An entry in log looks a bit like this...
snipped.ufl.edu - - [19/Dec/2002:01:24:04 +0000] "GET /docs/dist.html HTTP/1.1" 200 24254 "http://dmoz.org/Computers/Computer_Science/Distributed_Computing/" "Mozilla/4.0 (compatible; MSIE 6.0; Windows NT 5.0; Q312461)" www.bacchae.co.uk
So, on the 19th of December, someone from the University of Florida downloaded my primer on distributed computing using Microsoft Internet Explorer 6.0, coming from a link from the Open Directory Project.
Simple eh.
I was plesently surprised to see that Microsoft Excel can (almost) import these log files quite correctly. (It decided to split the date up into two fields.) This allowed me to easily query the logs and see what's going on. This bought up a few surprises.
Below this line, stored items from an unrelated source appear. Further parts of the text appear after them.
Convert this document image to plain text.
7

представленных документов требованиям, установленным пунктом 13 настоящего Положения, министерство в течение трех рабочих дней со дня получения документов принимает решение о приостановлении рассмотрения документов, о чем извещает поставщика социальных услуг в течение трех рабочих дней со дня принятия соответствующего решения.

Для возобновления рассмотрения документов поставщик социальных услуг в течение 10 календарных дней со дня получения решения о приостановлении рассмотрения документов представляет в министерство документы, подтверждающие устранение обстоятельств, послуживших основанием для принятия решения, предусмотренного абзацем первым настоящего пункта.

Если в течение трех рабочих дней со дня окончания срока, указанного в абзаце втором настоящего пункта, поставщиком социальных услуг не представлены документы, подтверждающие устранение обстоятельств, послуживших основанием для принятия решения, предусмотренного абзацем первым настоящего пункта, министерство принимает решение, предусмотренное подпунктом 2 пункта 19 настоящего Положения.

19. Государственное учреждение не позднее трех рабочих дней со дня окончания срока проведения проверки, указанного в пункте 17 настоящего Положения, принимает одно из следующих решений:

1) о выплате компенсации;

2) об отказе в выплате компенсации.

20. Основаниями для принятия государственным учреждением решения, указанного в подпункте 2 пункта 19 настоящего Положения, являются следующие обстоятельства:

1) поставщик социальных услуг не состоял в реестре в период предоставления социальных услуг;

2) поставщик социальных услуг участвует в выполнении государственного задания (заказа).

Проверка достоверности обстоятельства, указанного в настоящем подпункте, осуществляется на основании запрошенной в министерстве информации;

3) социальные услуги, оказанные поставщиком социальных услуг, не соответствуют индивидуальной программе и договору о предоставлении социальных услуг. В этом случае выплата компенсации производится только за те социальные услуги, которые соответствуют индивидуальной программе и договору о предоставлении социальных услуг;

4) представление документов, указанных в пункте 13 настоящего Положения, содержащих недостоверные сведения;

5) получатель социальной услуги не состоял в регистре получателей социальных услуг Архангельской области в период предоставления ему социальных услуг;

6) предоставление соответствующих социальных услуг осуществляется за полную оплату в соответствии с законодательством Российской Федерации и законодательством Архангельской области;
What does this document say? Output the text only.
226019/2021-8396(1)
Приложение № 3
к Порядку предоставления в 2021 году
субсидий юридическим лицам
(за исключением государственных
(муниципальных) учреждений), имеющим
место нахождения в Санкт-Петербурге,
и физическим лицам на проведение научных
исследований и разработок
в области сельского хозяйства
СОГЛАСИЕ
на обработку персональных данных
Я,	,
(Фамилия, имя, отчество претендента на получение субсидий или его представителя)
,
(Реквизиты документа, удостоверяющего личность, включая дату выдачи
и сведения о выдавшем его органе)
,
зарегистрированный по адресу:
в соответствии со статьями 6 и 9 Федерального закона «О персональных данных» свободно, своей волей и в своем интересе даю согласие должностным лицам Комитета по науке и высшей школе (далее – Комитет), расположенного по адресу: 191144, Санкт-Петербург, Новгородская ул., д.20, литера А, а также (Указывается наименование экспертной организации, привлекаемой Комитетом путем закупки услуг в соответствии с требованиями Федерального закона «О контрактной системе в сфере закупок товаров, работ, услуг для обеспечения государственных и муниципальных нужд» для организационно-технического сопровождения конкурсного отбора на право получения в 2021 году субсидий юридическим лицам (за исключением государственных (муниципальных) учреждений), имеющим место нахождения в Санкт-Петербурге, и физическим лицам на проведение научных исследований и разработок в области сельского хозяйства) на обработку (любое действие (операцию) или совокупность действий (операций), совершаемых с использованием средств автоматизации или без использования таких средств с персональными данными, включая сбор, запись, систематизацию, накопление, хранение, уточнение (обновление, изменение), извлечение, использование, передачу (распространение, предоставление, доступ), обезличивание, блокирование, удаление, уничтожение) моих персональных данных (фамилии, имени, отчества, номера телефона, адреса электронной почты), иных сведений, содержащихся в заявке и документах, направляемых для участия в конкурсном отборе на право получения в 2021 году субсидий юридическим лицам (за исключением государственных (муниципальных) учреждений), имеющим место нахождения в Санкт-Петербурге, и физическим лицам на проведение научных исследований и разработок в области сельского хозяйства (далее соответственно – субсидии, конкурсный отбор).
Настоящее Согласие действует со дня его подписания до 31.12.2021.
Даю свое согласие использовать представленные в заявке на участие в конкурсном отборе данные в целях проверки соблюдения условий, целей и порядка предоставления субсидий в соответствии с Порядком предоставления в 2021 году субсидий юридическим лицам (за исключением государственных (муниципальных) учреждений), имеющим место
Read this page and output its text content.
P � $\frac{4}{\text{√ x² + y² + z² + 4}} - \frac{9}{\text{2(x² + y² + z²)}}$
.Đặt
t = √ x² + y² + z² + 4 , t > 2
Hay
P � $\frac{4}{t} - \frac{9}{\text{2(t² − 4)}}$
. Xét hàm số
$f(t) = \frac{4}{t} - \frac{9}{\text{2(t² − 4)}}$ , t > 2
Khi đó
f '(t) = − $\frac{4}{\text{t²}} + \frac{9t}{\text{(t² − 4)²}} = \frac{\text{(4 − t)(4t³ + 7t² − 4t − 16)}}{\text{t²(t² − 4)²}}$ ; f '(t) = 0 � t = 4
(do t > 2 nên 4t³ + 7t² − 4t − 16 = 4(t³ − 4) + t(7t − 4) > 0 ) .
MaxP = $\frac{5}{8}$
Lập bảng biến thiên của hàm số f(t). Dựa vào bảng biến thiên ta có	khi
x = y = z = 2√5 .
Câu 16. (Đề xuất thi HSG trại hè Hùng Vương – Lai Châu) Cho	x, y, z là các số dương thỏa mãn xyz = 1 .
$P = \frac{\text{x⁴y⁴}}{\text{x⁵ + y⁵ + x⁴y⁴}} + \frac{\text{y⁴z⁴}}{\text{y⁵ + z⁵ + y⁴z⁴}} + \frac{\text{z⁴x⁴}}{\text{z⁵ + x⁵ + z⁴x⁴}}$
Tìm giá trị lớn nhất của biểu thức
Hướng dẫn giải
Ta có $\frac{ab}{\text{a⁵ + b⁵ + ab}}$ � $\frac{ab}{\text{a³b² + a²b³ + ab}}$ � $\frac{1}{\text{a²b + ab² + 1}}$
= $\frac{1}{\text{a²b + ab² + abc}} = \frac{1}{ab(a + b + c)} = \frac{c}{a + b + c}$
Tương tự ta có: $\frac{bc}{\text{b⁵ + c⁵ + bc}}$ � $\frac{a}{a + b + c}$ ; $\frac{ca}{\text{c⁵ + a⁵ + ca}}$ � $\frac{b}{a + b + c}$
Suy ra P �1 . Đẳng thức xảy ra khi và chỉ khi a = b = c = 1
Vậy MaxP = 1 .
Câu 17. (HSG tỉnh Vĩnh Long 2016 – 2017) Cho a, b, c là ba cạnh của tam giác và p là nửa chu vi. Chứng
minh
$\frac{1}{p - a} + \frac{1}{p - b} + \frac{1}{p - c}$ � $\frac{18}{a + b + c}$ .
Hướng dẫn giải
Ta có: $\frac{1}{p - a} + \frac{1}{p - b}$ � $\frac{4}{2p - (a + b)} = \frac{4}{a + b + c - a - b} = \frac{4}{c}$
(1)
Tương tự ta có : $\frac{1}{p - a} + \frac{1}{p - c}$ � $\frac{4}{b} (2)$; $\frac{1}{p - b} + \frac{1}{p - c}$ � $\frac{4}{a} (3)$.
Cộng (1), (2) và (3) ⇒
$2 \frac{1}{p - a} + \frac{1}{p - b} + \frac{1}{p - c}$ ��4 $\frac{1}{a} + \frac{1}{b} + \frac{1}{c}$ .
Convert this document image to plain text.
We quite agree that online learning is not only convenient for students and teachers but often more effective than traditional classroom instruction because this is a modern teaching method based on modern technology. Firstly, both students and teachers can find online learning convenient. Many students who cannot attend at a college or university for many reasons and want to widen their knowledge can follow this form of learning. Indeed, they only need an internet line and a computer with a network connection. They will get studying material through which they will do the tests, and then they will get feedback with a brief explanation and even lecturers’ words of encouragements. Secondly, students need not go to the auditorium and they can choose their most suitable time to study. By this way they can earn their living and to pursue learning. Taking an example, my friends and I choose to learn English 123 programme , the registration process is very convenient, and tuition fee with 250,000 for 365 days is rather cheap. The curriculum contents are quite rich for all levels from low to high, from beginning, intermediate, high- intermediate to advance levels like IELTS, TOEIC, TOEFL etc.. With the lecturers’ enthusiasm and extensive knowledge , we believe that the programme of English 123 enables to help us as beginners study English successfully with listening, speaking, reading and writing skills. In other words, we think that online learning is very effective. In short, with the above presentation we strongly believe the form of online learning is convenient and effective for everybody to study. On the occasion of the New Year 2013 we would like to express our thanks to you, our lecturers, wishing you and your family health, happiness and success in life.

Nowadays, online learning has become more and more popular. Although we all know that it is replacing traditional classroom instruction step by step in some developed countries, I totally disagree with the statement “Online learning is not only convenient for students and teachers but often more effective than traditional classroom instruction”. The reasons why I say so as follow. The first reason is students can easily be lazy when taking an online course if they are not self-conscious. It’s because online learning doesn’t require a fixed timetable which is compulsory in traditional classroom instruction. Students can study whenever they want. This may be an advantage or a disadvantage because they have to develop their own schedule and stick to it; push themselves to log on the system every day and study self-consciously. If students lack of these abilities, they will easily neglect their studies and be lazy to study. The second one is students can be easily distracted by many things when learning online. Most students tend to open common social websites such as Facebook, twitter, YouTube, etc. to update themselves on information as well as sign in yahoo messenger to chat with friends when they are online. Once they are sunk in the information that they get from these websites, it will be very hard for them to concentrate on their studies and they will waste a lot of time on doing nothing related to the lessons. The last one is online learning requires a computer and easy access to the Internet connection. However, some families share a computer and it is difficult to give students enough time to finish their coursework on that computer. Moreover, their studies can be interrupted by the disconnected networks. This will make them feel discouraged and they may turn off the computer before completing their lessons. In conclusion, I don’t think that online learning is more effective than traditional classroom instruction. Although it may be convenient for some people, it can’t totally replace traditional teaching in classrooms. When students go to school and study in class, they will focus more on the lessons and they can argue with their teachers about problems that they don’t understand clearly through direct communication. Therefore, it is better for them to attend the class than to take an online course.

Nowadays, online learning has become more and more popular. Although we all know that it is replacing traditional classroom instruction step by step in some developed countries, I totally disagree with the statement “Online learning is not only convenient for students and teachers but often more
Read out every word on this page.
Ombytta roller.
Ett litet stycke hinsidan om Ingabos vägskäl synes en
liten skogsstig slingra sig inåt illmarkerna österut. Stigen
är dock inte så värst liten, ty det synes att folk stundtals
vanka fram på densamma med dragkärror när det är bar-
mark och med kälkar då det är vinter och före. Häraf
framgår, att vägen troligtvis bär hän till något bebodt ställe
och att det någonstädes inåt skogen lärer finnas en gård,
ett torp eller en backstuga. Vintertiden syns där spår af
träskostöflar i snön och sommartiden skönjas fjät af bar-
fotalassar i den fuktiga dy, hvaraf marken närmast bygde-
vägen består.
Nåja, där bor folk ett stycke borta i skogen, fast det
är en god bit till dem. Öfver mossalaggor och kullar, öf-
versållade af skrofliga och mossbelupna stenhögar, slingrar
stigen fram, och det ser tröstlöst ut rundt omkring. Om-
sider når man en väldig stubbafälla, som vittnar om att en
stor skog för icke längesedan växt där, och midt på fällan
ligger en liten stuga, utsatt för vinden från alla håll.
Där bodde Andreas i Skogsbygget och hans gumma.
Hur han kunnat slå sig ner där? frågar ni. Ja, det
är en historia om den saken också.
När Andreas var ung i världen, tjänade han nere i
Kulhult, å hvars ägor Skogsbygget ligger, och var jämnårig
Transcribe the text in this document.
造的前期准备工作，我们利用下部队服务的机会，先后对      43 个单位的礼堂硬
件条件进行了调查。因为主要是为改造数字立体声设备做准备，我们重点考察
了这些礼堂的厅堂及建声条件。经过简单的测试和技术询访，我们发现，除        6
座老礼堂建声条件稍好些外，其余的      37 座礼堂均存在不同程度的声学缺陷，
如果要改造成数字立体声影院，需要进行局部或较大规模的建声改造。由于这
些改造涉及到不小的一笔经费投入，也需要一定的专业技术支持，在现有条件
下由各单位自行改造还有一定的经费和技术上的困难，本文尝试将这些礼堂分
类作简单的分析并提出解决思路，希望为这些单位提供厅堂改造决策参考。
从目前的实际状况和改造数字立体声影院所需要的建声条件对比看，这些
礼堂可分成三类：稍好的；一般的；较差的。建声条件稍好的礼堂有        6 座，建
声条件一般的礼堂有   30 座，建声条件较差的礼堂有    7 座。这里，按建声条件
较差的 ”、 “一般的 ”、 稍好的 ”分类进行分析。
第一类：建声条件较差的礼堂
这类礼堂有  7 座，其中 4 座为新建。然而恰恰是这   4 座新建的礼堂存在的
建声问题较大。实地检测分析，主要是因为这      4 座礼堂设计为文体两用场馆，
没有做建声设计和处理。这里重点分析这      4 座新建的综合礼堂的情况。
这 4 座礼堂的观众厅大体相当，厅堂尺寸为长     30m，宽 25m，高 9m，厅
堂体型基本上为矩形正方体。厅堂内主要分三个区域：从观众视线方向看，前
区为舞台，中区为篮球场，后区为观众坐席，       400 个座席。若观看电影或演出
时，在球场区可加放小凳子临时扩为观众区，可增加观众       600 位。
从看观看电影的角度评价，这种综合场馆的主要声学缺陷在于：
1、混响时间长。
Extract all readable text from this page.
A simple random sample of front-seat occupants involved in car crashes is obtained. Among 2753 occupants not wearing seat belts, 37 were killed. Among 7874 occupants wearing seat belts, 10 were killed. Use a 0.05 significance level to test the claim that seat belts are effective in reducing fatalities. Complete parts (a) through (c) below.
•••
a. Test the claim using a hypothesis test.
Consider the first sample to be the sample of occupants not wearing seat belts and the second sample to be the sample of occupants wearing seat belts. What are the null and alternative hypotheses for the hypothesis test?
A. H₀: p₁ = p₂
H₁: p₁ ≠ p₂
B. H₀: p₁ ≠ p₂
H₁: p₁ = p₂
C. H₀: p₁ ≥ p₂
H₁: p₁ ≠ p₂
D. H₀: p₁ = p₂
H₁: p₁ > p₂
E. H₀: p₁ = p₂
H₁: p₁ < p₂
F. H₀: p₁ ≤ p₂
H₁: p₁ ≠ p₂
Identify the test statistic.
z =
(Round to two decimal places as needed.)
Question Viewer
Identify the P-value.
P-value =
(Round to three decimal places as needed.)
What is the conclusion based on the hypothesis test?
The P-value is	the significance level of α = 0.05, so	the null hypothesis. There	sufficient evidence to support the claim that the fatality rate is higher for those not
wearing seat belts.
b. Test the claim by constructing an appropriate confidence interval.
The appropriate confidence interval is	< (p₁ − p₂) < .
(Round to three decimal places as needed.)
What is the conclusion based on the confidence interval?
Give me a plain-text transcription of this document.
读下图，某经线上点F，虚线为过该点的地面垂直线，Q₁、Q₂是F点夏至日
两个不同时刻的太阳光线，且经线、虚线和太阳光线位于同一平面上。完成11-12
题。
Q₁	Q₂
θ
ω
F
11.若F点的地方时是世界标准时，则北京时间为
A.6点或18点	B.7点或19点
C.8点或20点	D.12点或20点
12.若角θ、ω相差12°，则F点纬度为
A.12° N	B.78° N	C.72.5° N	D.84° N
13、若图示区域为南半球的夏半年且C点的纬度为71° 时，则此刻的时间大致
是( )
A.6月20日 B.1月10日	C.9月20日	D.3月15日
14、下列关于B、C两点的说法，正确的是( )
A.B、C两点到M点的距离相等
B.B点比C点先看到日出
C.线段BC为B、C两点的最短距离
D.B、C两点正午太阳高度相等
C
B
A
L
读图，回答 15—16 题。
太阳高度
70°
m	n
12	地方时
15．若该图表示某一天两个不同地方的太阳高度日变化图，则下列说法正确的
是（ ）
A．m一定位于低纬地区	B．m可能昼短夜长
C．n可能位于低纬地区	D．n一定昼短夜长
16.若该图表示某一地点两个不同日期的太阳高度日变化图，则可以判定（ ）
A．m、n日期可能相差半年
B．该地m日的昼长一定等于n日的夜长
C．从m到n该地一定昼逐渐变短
Anyway, here's a few nuggets of information I found, looking at the week from the 15th of December to the 22nd of December, 2002.
My diary is getting a good readership, but not from search engines. Accesses from people's browser bookmarks are in charge here, although a few came in from the time I mentioned it in my kuro5hin diary. One referal came from wilwheaton.net, but I have no no idea how.
So where were all the search engines? Well, it seems that both google and altavista are still pointing to my old diary files. Before I started this diary as you see here, I used to manually edit one and keep the entries in the "/docs" directory, same place as I keep my well-linked-to distributed computing primer. Now all my diary entries have moved to "/diary/arc", and the old "/docs" files are not linked from anywhere. Yet three weeks and 20 googlebot scans later, people are still finding my old diary entries. Fortunately, I left the old documents where they were, so vistors still have something to read.
My two articles on the collapse of ITV Digital are usually found by people looking for technical information or porn. "sky digital frequencies" and "how to get porn on sky digital". Sorry lads.
Top of the 404 chart are the non-existant "robots.txt" and "favicon.ico". Perhaps I should write some. A few incredibly evil people tried looking for "formmail.pl". Ner ner.
Ah well. Readership is reasonable, but something is up with search engines. Best I could hope for I 'spose.